Dans ses dernières conclusions transmises par voie électronique le 27 janvier 2022, M. [H] [U], intimé, demande à la cour, au visa de l'article L.1142-1 du code de la santé publique, de :

- débouter M. [E] et la Cpam de la Haute-Garonne de l'ensemble de leurs demandes, fins et conclusions,

Au principal,

- confirmer le jugement dont appel,

A titre subsidiaire, si la cour devait retenir une causalité :

- condamner la compagnie Axa à le relever et le garantir indemne de l'intégralité des condamnations de toute nature qui seraient mises à sa charge, en application du contrat liant les parties,

- débouter M. [E] de ses demandes relatives aux postes suivants :

* perte de gains professionnels actuels

* frais divers pour garde d'enfants

* incidence professionnelle

* préjudice d'agrément

* préjudice sexuel

- fixer à de justes proportions les demandes relatives aux postes suivants :

* frais divers d'assistance par médecin conseil : 1.000 €

* souffrances endurées : 3.000 €

* préjudice esthétique : 1.000 €

- déclarer irrecevable et à titre subsidiaire infondée la demande relative au manquement à l'obligation d'information,

- débouter la Cpam de la Haute-Garonne de ses demandes en l'absence de justificatifs

En toutes hypothèses,

- condamner tout succombant à lui payer la somme de 3.500 € sur le fondement de l'article 700 du code de procédure civile s'agissant des frais irrépétibles exposés en cause d'appel,

- condamner tout succombant aux dépens.

Dans ses dernières conclusions transmises par voie électronique le 18 décembre 2020, la Sa Axa France Iard, intimée, demande à la cour, au visa de l'article L.1142-1 du code de la santé publique, de :

A titre principal :

- confirmer le jugement dont appel,

- juger que M. [E] ne rapporte aucunement la preuve d'une faute quelconque commise par M. [U] lors de la séance d'ostéopathie du 9 décembre 2011,

Surabondamment,

- constater qu'il n'existe aucun lien de causalité certain entre la manipulation critiquée et la survenance d'une double hernie discale objectivée par scanner du 23 décembre 2011,

- rejeter en conséquence toutes les demandes de réparation présentées par M. [E] et par la Cpam de la Haute-Garonne à son égard et celle de M. [U],

- rejeter également toute demande de réparation au titre d'un préjudice d'impréparation, en l'absence de tout lien entre la manipulation effectuée et le dommage dont il est demandé réparation

- Y ajoutant, condamner M. [E] au paiement d'une indemnité de 3.500 € par application des dispositions de l'article 700 du code de procédure civile, au titre de la

procédure d'appel, ainsi qu'aux entiers dépens de l'instance,

A titre subsidiaire :

- limiter l'indemnisation de M. [U] aux postes de préjudice et montants suivants :

* dépenses de santé actuelles prises en charge par la Cpam de la Haute-Garonne : 2.655,38 €,

* pertes de gains professionnels actuels pris en charge par la Cpam de la Haute-Garonne : 9.354,42 €,

* frais divers pris en charge par la Cpam de Haute-Garonne : 48,57 €,

* frais divers supportés par M. [E] :

** 294 € au titre du besoin d'assistance par une tierce personne,

** frais d'assistance par un médecin conseil lors des opérations d'expertise,

* déficit fonctionnel temporaire : 2.415 €,

* souffrances endurées : 3.000 €,

* déficit fonctionnel permanent : 23.100 €,

* préjudice esthétique : 1.000 €,

* préjudice sexuel : 1.000 €,

- statuer ce que de droit sur les dépens de l'instance.

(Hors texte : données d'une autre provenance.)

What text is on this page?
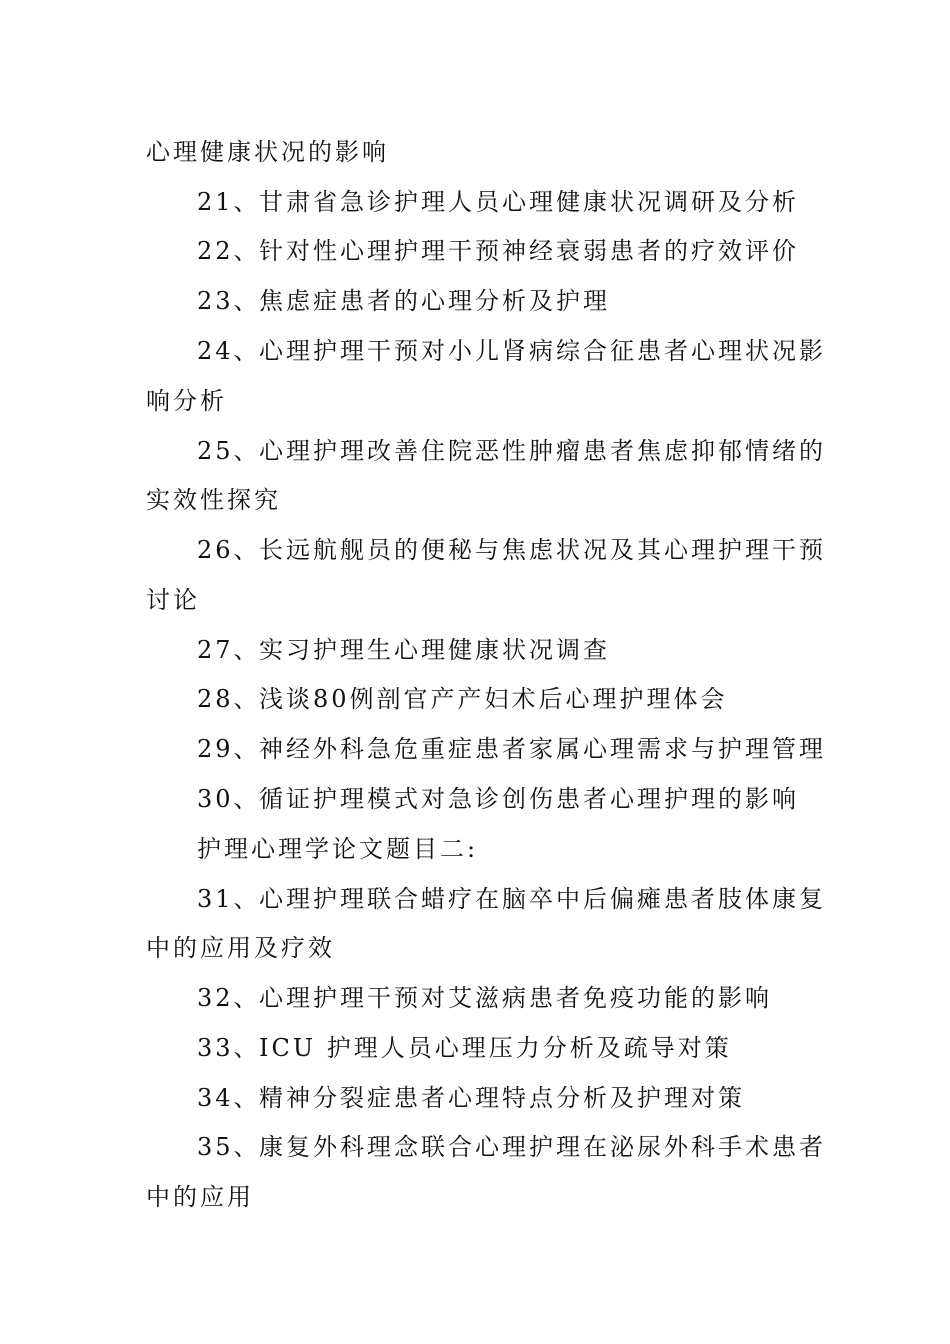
心理健康状况的影响
21、
甘肃省急诊护理人员心理健康状况调研及分析
22、
针对性心理护理干预神经衰弱患者的疗效评价
23、
焦虑症患者的心理分析及护理
24、
心理护理干预对小儿肾病综合征患者心理状况影
响分析
25、
心理护理改善住院恶性肿瘤患者焦虑抑郁情绪的
实效性探究
26、
长远航舰员的便秘与焦虑状况及其心理护理干预
讨论
27、
实习护理生心理健康状况调查
28、
浅谈80例剖官产产妇术后心理护理体会
29、
神经外科急危重症患者家属心理需求与护理管理
30、
循证护理模式对急诊创伤患者心理护理的影响
护理心理学论文题目二:
31、
心理护理联合蜡疗在脑卒中后偏瘫患者肢体康复
中的应用及疗效
32、
心理护理干预对艾滋病患者免疫功能的影响
33、
ICU 护理人员心理压力分析及疏导对策
34、
精神分裂症患者心理特点分析及护理对策
35、
康复外科理念联合心理护理在泌尿外科手术患者
中的应用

Dans ses dernières conclusions transmises par voie électronique le 18 décembre 2020, la Cpam de la Haute-garonne, intimée, appelante incidente, demande à la cour, au visa de l'article L 376-1 du code de la sécurité sociale, de :

- infirmer toutes les dispositions du jugement dont appel,

Et juger de nouveau :

- constater qu'à la date du 1er septembre 2016, sa créance définitive pour les prestations servies à M. [E] s'élève à la somme totale de 12.058,37 € au titre des postes des dépenses de santé actuelles, de frais divers et de perte de gains professionnels actuels,

- condamner in solidum M. [U] avec son assureur, la compagnie Axa France Iard à lui payer la somme de 12.058,37 € au titre de sa créance définitive, avec intérêts au taux légal à compter du jour de la demande décomposée comme suit :

* des dépenses de santé actuelles : 2.655,38 € ;

* des frais divers : 48,57 € ;

* des pertes de gains professionnels actuels : 9.354,42 €

- condamner in solidum M. [U] avec son assureur, la compagnie Axa France Iard à lui régler la somme de 1.091 € au titre de l'indemnité forfaitaire de gestion prévue par l'article L. 376-1 du code de la Sécurité sociale ;

- condamner M. [U] avec son assureur, la compagnie Axa France Iard à lui régler la somme de 1.000 € sur le fondement de l'article 700 du code de procédure civile, ainsi qu'aux entiers dépens dont la distraction au profit Me Moreau de la Scp Vinsonneau-Paliès Noy Gauer & associés sur affirmation de son droit conformément aux dispositions de l'article 699 du code de procédure civile.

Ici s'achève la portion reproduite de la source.